Giraffes breed throughout the year, although birthing peaks have been observed in numerous populations, including Nairobi N. P. in Kenya Aug and Sep; Waza N. P.in Cameroon, November-January; Serengeti National Park, September; and Northern Namibia in December; and at different times of the year at Kruger N. P.; Calving peaks are often related to rainfall and seem to coincide with the production of new Acacia shoots that have a high protein content.
Van der Jeugd suggests that differences in ecological circumstances create different ways of mating. Giraffes in zoos also breed seasonally. A single calf is born, although twins have been recorded. The average gestation period is around 15 months while a captive individual gave consecutive babies only 420 days apart.
Juveniles are heavier in the wild around 101 kg than in captivity approx. 55 kg The mean height at birth is 1.8 m and 1.9 m for females and males, respectively. Calves nearly double in size in the first year, likely serving as an anti-predator strategy because calves are extremely vulnerable to predation.
Giraffe milk is high in fat about 13-17%, protein 6%, and ash, although the lactose concentration is lower than that of cow’s milk. The moment of weaning is variable: exceptionally up to two years, but generally around 9-12 months, although calves are able to eat solid food after the third or fourth week and begin ruminating at between three and four months
Calving intervals are 19 to 20 months. The ranges are similar in captivity, with a range of 14–38 months. The interval between parturition and conception is usually 4–9 months. The first conception was noted at 50 months in the Serengeti N.P. and 56 months in southern Africa In captivity, the mean age at first calving was 57 months.
Males reach maturity at 3 years old, but in the wild, they are probably excluded from reproduction by older bulls. Adult sex ratios have been recorded as being female-biased in Serengeti N. P., Nairobi N. P., Katavi N. P., Luangwa N. P., and Niger, while the opposite was true in Tsavo East N. P. In N. Namibia, sex ratios were different between subpopulations, although was unbiased across the overall population .The sex ratio at birth is 1:1.
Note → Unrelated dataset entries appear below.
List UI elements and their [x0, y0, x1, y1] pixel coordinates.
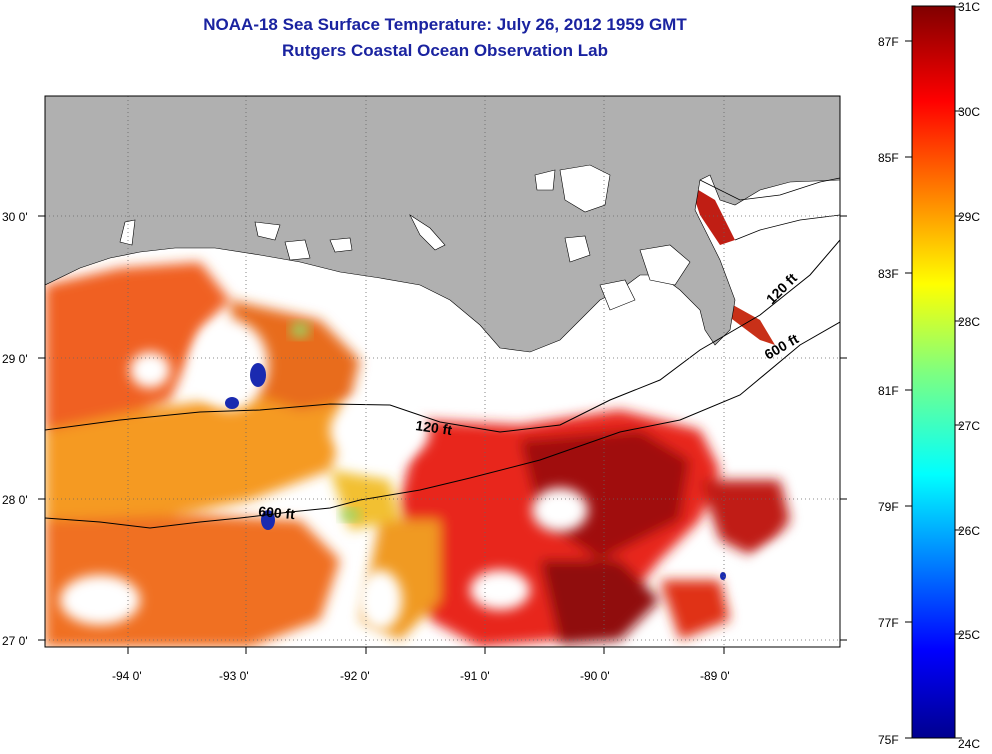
chart-subtitle: Rutgers Coastal Ocean Observation Lab: [282, 41, 608, 60]
lon-label-91: -91 0': [460, 669, 490, 683]
contour-120ft-west: [45, 239, 840, 433]
inland-water: [119, 164, 691, 311]
colorbar-label-25c: 25C: [958, 628, 980, 642]
colorbar-label-27c: 27C: [958, 419, 980, 433]
contour-600ft: [45, 321, 840, 529]
chart-title: NOAA-18 Sea Surface Temperature: July 26…: [203, 15, 687, 34]
colorbar-label-87f: 87F: [878, 35, 899, 49]
lat-label-30: 30 0': [2, 210, 28, 224]
colorbar-label-79f: 79F: [878, 500, 899, 514]
river-plume: [690, 185, 735, 245]
graticule: [45, 96, 840, 647]
lon-label-90: -90 0': [580, 669, 610, 683]
lat-label-28: 28 0': [2, 493, 28, 507]
contour-label-600ft-west: 600 ft: [258, 503, 296, 522]
colorbar-ticks: [905, 6, 962, 739]
map-plot-area: [45, 96, 840, 647]
bathymetry-contours: [45, 239, 840, 529]
contour-label-120ft-west: 120 ft: [415, 417, 454, 438]
lon-label-94: -94 0': [112, 669, 142, 683]
lat-label-29: 29 0': [2, 352, 28, 366]
coastline: [699, 177, 840, 241]
lon-label-92: -92 0': [340, 669, 370, 683]
colorbar-label-83f: 83F: [878, 267, 899, 281]
map-border: [44, 95, 841, 648]
colorbar-label-85f: 85F: [878, 151, 899, 165]
map-ticks: [38, 215, 847, 654]
lon-label-89: -89 0': [700, 669, 730, 683]
colorbar-label-75f: 75F: [878, 733, 899, 747]
colorbar-gradient: [911, 5, 956, 739]
colorbar-label-30c: 30C: [958, 105, 980, 119]
lat-label-27: 27 0': [2, 634, 28, 648]
colorbar-label-24c: 24C: [958, 737, 980, 751]
colorbar: 31C 30C 29C 28C 27C 26C 25C 24C 87F 85F …: [878, 0, 980, 751]
lon-label-93: -93 0': [219, 669, 249, 683]
colorbar-label-77f: 77F: [878, 616, 899, 630]
colorbar-label-28c: 28C: [958, 315, 980, 329]
colorbar-label-81f: 81F: [878, 384, 899, 398]
colorbar-label-31c: 31C: [958, 0, 980, 14]
colorbar-label-26c: 26C: [958, 524, 980, 538]
colorbar-label-29c: 29C: [958, 210, 980, 224]
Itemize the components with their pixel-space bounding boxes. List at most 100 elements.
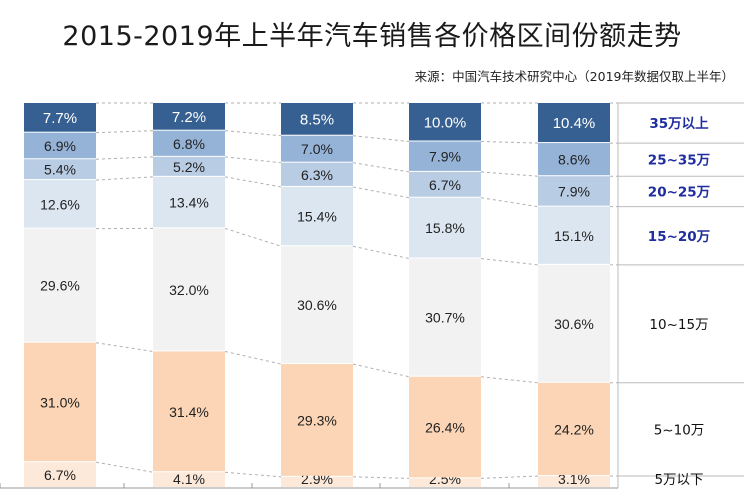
bar-segment [409,141,481,171]
connector-line [95,342,154,352]
chart-source-note: 来源：中国汽车技术研究中心（2019年数据仅取上半年） [414,69,734,84]
connector-line [480,141,539,144]
connector-line [95,461,154,473]
data-label: 31.0% [40,394,80,410]
bar-segment [409,478,481,487]
bar-segment [281,476,353,487]
data-label: 6.7% [44,467,76,483]
data-label: 15.1% [554,228,594,244]
bar-segment [538,206,610,264]
data-label: 6.3% [301,167,333,183]
legend-item: 25~35万 [648,153,710,169]
bar-segment [538,382,610,476]
legend-item: 10~15万 [649,317,708,333]
data-label: 10.4% [553,115,596,132]
bar-segment [409,103,481,141]
connector-line [352,245,410,260]
legend-item: 5万以下 [654,472,703,488]
data-label: 29.3% [297,412,337,428]
connector-line [224,471,282,478]
data-label: 7.7% [43,110,77,127]
data-label: 7.2% [172,109,206,126]
bar-segment [24,462,96,487]
data-label: 7.9% [429,149,461,165]
bar-segment [538,176,610,206]
connector-line [480,171,539,177]
bar-segment [24,103,96,132]
connector-line [224,130,282,137]
data-label: 5.4% [44,162,76,178]
data-label: 24.2% [554,421,594,437]
connector-line [352,162,410,173]
connector-line [480,197,539,208]
bar-segment [24,342,96,462]
bar-segment [153,176,225,228]
data-label: 15.8% [425,220,465,236]
data-label: 7.9% [558,183,590,199]
bar-segment [281,162,353,186]
legend-item: 20~25万 [648,184,710,200]
bar-segment [409,376,481,478]
data-label: 30.7% [425,310,465,326]
connector-line [224,350,282,365]
bar-segment [281,103,353,135]
bar-segment [538,143,610,176]
bar-segment [281,135,353,162]
data-label: 4.1% [173,471,205,487]
bar-segment [24,159,96,180]
bar-segment [24,180,96,228]
data-label: 32.0% [169,282,209,298]
bar-segment [409,258,481,376]
bar-segment [153,472,225,487]
chart-title: 2015-2019年上半年汽车销售各价格区间份额走势 [62,21,682,52]
legend-item: 15~20万 [648,229,710,245]
bar-segment [281,364,353,476]
data-label: 30.6% [554,316,594,332]
data-label: 6.7% [429,177,461,193]
data-label: 6.9% [44,138,76,154]
bar-segment [281,246,353,364]
connector-line [480,376,539,384]
bar-segment [538,476,610,487]
connector-line [224,156,282,164]
connector-line [95,176,154,181]
connector-line [480,475,539,479]
connector-line [95,130,154,134]
bar-segment [24,132,96,159]
data-label: 8.5% [300,111,334,128]
connector-line [95,156,154,160]
bar-segment [153,156,225,176]
legend-item: 35万以上 [649,116,709,132]
bar-segment [281,186,353,246]
bar-segment [153,228,225,351]
bar-segment [24,228,96,342]
data-label: 13.4% [169,195,209,211]
connector-line [352,476,410,479]
connector-line [224,176,282,188]
bar-segment [153,103,225,130]
bar-segment [153,130,225,156]
data-label: 31.4% [169,404,209,420]
bar-segment [538,103,610,143]
bar-segment [153,351,225,472]
data-label: 30.6% [297,297,337,313]
data-label: 5.2% [173,159,205,175]
data-label: 15.4% [297,209,337,225]
bar-segment [538,264,610,382]
connector-line [352,135,410,142]
bar-segment [409,171,481,197]
connector-line [352,186,410,199]
connector-line [352,363,410,378]
legend-item: 5~10万 [654,422,705,438]
bar-segment [409,197,481,258]
connector-line [224,227,282,247]
data-label: 26.4% [425,420,465,436]
data-label: 29.6% [40,278,80,294]
data-label: 12.6% [40,196,80,212]
data-label: 6.8% [173,136,205,152]
data-label: 8.6% [558,152,590,168]
connector-line [480,258,539,266]
data-label: 7.0% [301,141,333,157]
Between 54% and 62% of a given population is over four years old. Mortality rates are strongly shaped by Lion – Panthera leo predation, especially on neonates. In Serengeti N. P., 58% of young Giraffes died during their first year of life while only 2% died at the age of four.
In Kruger N. P., first-year mortality was also high at 48%. The maximum years of the life of male giraffes, based on individuals from LuangwaValley, is shorter (22 years) compared with females (28 years); maximum longevity in captivity is recorded at 39 years.
Given the uniform sex ratio at birth, comparable mortality rates, suckling rates, and inter-birth intervals among juveniles, and the similar growth rate of calves while nursing, suggest that adult females invest equally in their offspring, regardless of sex, and that males surpass females in size only after the period of dependency.